Phosphorene, a monolayer of black phosphorus, has emerged as a promising two-dimensional semiconductor due to its unique electronic properties. Unlike graphene, which lacks a bandgap, or transition metal dichalcogenides (TMDCs) with relatively low carrier mobility, phosphorene combines a tunable direct bandgap with high carrier mobility and strong anisotropy. These characteristics make it particularly attractive for transistor applications, where control over electronic transport and band structure is critical.

The electronic properties of phosphorene are heavily influenced by its anisotropic crystal structure. The puckered lattice arrangement results in different effective masses for charge carriers along the armchair and zigzag directions. The effective mass of electrons along the armchair direction is approximately 0.15m₀, while along the zigzag direction, it is around 0.30m₀. For holes, the effective masses are 0.18m₀ and 0.75m₀, respectively. This anisotropy leads to direction-dependent carrier mobility, with reported values reaching up to 1000 cm²/Vs for electrons and 600 cm²/Vs for holes along the armchair direction at room temperature. In contrast, mobility along the zigzag direction is significantly lower, highlighting the importance of crystal orientation in device design.

The bandgap of phosphorene is layer-dependent, transitioning from a direct bandgap of approximately 2.0 eV for a monolayer to 0.3 eV for bulk black phosphorus. This tunability allows for optimization based on application requirements. Unlike TMDCs, where the bandgap remains relatively large even in multilayer form, phosphorene’s bandgap can be adjusted across a wide range, making it suitable for both low-power and high-performance electronics. The direct bandgap nature also ensures efficient carrier injection, which is advantageous for transistor operation.

Strain engineering further enhances phosphorene’s electronic versatility. Applying uniaxial strain along the armchair or zigzag direction can modulate the bandgap by up to 300 meV per 1% strain. Biaxial strain, on the other hand, can induce a transition from a direct to an indirect bandgap. Strain can also alter the anisotropy of carrier mobility, providing additional degrees of freedom for device optimization. For instance, compressive strain along the armchair direction can enhance hole mobility, while tensile strain may improve electron transport.

Doping is another effective method to tailor phosphorene’s electronic properties. Substitutional doping with elements such as sulfur or selenium can introduce n-type or p-type conductivity, respectively. Electrostatic doping via gate voltage is particularly effective due to phosphorene’s high electrostatic control efficiency. Carrier concentrations can be modulated over a wide range, from 10¹² to 10¹³ cm⁻², without significant degradation in mobility. This makes phosphorene highly suitable for field-effect transistors (FETs), where precise control over carrier density is essential.

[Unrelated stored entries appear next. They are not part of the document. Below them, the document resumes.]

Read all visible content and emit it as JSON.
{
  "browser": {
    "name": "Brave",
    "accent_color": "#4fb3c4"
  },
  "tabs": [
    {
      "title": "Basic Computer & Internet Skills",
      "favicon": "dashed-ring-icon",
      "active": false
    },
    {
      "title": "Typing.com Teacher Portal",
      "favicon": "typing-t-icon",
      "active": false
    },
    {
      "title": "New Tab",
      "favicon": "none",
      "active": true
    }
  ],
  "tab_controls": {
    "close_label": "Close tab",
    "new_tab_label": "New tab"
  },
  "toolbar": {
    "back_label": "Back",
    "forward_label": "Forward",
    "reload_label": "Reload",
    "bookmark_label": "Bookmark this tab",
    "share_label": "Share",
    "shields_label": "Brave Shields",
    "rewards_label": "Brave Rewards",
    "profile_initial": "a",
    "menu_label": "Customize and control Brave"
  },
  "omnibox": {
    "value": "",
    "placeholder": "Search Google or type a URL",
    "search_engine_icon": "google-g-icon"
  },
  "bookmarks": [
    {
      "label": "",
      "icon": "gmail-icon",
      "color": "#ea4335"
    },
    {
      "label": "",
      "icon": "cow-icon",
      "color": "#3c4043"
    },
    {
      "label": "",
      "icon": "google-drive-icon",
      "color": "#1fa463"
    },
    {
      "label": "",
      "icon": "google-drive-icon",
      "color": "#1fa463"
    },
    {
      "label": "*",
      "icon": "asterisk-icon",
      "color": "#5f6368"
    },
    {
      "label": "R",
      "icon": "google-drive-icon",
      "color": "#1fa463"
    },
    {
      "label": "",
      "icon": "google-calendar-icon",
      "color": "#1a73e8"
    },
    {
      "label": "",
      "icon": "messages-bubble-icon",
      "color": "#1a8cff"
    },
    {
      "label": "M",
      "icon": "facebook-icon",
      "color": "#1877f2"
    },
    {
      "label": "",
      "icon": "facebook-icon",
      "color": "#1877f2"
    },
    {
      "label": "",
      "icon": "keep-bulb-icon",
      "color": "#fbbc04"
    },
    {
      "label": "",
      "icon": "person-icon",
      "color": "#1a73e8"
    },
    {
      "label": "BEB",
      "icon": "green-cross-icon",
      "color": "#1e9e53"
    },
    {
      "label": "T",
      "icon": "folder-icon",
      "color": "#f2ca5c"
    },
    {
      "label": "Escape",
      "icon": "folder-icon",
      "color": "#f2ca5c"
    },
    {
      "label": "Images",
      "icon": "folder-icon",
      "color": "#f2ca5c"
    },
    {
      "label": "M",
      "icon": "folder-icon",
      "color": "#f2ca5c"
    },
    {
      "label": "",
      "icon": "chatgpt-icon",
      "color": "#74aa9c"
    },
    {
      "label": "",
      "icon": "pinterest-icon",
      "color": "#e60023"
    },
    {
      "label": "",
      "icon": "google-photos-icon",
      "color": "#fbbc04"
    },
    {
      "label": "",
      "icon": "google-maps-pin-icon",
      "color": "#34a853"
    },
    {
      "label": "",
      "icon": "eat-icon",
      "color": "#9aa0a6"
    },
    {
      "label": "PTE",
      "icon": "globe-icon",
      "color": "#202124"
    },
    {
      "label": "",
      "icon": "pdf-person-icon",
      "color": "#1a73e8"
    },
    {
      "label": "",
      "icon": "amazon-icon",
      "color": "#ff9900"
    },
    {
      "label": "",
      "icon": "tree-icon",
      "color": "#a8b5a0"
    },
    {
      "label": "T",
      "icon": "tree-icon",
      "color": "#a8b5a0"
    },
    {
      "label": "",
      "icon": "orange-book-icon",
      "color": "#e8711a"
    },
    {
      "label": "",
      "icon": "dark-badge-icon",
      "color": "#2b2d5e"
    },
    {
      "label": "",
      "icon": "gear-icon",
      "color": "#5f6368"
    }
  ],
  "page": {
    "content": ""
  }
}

When compared to other 2D semiconductors, phosphorene offers distinct advantages. Graphene, while exhibiting ultra-high mobility, lacks a bandgap, limiting its utility in digital transistors. TMDCs like MoS₂ have a sizable bandgap but suffer from lower carrier mobility, typically below 200 cm²/Vs. Phosphorene bridges this gap by providing both a tunable bandgap and high mobility. Additionally, the anisotropic properties of phosphorene enable novel device geometries, such as orientation-dependent transport channels, which are not feasible with isotropic materials like graphene or TMDCs.

In transistor applications, phosphorene’s combination of high mobility and tunable bandgap translates to superior performance metrics. Simulations predict that phosphorene-based FETs could achieve ON-currents exceeding 1000 µA/µm at a supply voltage of 0.5 V, with subthreshold swings approaching the thermionic limit. The anisotropic conduction also allows for the design of devices with reduced short-channel effects, as carriers predominantly travel along the high-mobility armchair direction. Furthermore, the ability to strain-engineer the bandgap and mobility provides opportunities for adaptive transistors that can reconfigure their performance based on operational requirements.

Despite these advantages, challenges remain. Phosphorene is sensitive to environmental degradation, necessitating encapsulation for stable operation. The anisotropic properties, while beneficial, require precise alignment during device fabrication. Advances in transfer techniques and passivation methods are critical to harnessing phosphorene’s full potential in practical transistor applications.

In summary, phosphorene stands out among 2D semiconductors due to its anisotropic band structure, high carrier mobility, and tunable bandgap. The ability to modulate these properties through layer thickness, strain, and doping offers unparalleled flexibility for transistor design. While graphene and TMDCs have their respective strengths, phosphorene’s unique combination of attributes positions it as a leading candidate for next-generation electronic devices, particularly in scenarios demanding both high performance and energy efficiency. Continued research into material stability and fabrication techniques will be essential to realize its promise in real-world applications.